Guardó silencio largo rato. Luego hundió su mano vieja y apergaminada en un bolsillo, la sacó y se la miró.

—¿Has visto oro alguna vez? —preguntó al marinero.

—No —dijo el muchacho—. He oído hablar de él a los capitanes y a los sobrecargos, que lo han visto. Pero no lo he visto personalmente.

—Extiende la mano —dijo el señor Clay.

El muchacho extendió su mano enorme. En el dorso tenía tatuados un corazón, una cruz y un ancla.

—Esto —dijo el señor Clay— es una pieza de cinco guineas. Las cinco guineas que vas a ganar. Es de oro.

El muchacho sostuvo la moneda en la palma de la mano, y durante un rato la miraron los dos con preocupación.
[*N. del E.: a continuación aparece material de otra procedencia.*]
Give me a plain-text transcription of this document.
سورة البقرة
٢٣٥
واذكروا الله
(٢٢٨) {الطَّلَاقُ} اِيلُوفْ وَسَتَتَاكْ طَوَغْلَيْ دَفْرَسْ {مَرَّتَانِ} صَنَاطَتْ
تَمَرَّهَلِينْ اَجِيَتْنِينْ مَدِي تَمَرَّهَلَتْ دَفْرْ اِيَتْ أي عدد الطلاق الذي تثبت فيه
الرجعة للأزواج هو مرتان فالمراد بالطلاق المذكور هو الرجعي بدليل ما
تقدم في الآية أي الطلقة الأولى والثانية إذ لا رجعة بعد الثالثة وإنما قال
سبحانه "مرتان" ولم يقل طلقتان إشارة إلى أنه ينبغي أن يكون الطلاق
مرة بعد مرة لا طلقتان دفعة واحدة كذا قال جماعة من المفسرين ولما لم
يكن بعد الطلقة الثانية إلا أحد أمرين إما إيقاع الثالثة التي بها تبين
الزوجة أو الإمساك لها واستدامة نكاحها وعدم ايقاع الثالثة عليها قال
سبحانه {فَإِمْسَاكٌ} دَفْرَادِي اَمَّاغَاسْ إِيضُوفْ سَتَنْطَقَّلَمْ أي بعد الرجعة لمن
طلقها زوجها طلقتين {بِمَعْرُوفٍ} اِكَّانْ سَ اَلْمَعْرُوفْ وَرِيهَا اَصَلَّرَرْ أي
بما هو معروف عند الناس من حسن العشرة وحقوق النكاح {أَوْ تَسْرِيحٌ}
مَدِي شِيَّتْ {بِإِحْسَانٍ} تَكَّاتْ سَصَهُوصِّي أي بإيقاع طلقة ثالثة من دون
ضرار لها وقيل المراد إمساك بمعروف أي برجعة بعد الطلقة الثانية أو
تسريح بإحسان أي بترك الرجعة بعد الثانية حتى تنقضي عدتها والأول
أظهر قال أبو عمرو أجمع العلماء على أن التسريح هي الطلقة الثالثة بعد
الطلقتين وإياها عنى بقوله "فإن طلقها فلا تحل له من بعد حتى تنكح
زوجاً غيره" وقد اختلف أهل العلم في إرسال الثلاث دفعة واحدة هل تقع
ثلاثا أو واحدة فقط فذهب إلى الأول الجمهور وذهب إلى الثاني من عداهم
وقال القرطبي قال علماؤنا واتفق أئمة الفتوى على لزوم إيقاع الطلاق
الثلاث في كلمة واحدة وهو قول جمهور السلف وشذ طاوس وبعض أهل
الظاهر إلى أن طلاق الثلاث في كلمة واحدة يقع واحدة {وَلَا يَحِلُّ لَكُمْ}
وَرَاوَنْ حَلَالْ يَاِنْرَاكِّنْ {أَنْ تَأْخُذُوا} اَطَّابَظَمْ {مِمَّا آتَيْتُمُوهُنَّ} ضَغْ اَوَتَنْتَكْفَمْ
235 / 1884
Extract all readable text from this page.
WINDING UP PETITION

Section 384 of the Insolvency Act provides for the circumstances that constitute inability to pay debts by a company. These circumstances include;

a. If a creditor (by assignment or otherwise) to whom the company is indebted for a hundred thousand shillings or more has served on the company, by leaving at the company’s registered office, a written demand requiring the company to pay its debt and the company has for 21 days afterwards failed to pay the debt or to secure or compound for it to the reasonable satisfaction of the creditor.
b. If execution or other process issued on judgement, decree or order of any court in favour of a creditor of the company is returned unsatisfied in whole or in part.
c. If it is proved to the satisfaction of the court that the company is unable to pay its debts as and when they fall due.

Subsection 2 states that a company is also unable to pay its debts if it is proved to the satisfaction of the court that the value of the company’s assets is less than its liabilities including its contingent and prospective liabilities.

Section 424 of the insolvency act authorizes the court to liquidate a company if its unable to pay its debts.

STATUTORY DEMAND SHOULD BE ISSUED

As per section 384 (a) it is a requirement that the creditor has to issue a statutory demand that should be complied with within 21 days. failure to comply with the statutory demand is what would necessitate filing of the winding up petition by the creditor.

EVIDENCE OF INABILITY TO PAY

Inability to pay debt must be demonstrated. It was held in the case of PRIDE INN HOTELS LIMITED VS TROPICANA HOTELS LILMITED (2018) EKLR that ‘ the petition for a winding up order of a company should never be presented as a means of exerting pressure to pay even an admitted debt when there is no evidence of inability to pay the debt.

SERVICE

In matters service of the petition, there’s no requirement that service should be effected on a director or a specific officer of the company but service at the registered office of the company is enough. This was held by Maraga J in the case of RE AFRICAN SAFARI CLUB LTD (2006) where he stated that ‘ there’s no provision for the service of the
Cuando el señor Clay apartó los ojos de ella, bebió un poco de vino.

—Yo —dijo— soy duro, y estoy seco. Siempre he sido así, y no hubiese querido ser de otra manera. Me desagradan los jugos del cuerpo. No me gusta la visión de la sangre; no puedo beber leche; me molesta el sudor y las lágrimas me repugnan. Los huesos del hombre se disuelven en esas cosas. Y también se disuelven en esas relaciones llamadas compañerismo, amistad o amor. Yo me deshice de un socio porque no quería que se convirtiese en mi amigo y me disolviera los huesos. Pero el oro, mi joven marinero, es sólido. Es duro, está a prueba de toda disolución. El oro —repitió, mientras una sombra de sonrisa cruzaba su cara— es solvencia.

»Tú —prosiguió, tras otra pausa— estás lleno de jugos vitales. Tienes sangre; y tienes lágrimas, supongo. Deseas y ansías cosas que disuelven a las personas: amistad, simpatía, amor. El oro, lo has visto esta noche por primera vez. Yo puedo utilizarte.

»Para ti, solamente tienen existencia real los minutos, el placer de tu cuerpo y las cinco guineas de tu bolsillo. No te darás cuenta de que estás contribuyendo a una valiosa obra mía. Para estupenda frustración de mis parientes de Inglaterra, que en otro tiempo se alegraron de librarse de mí pero desde hace veinte años están al acecho de la herencia que les puede llegar de China. En eso pueden dormir tranquilos.

El marinero se metió la pieza de oro en el bolsillo. Se le había encendido el color, de comer y beber. Grande y huesudo, con su pelo desgreñado y sus cejas brillantes, parecía fuerte, ávido y robusto como un oso recién salido de su madriguera invernal.

—No diga más, viejo señor —exclamó—; ya he oído en los barcos cada una de esas palabras. Ya veo qué es lo que le ocurre a un marinero cuando baja a tierra. Y usted, viejo señor, tiene suerte esta noche. Si necesita un marinero fuerte y vigoroso, está de buenas. No encontrará a otro más fuerte en ningún barco. ¿Quién ha estado once horas en las bombas durante la ventisca, frente a Lofoten? Es penoso para usted ser tan viejo y seco. En cuanto a mí, sabré muy bien lo que tengo que hacer.

Una vez más, el muchacho se ruborizó súbita e intensamente. Dejó de alardear y se quedó callado un minuto.

—No tengo costumbre —dijo— de hablar con personas ricas y viejas. A decir verdad, viejo señor, últimamente no suelo hablar con nadie. Se lo contaré todo. Hace un par de semanas, cuando la goleta Barracuda me recogió y me subió a bordo, llevaba un año entero sin hablar una sola palabra. Porque hace un año, a mediados de marzo, mi barco, el bricbarca Amelia Scott, se hundió en una tormenta, y de toda la tripulación sólo yo fui arrojado a la playa de una isla. Allí no había nadie más que yo. Hace sólo tres semanas, andaba por la playa de esa isla. Oía a muchas criaturas allí; pero ninguna hablaba. A veces me ponía a cantar alguna canción..., uno puede cantar para sí, pero no hablar.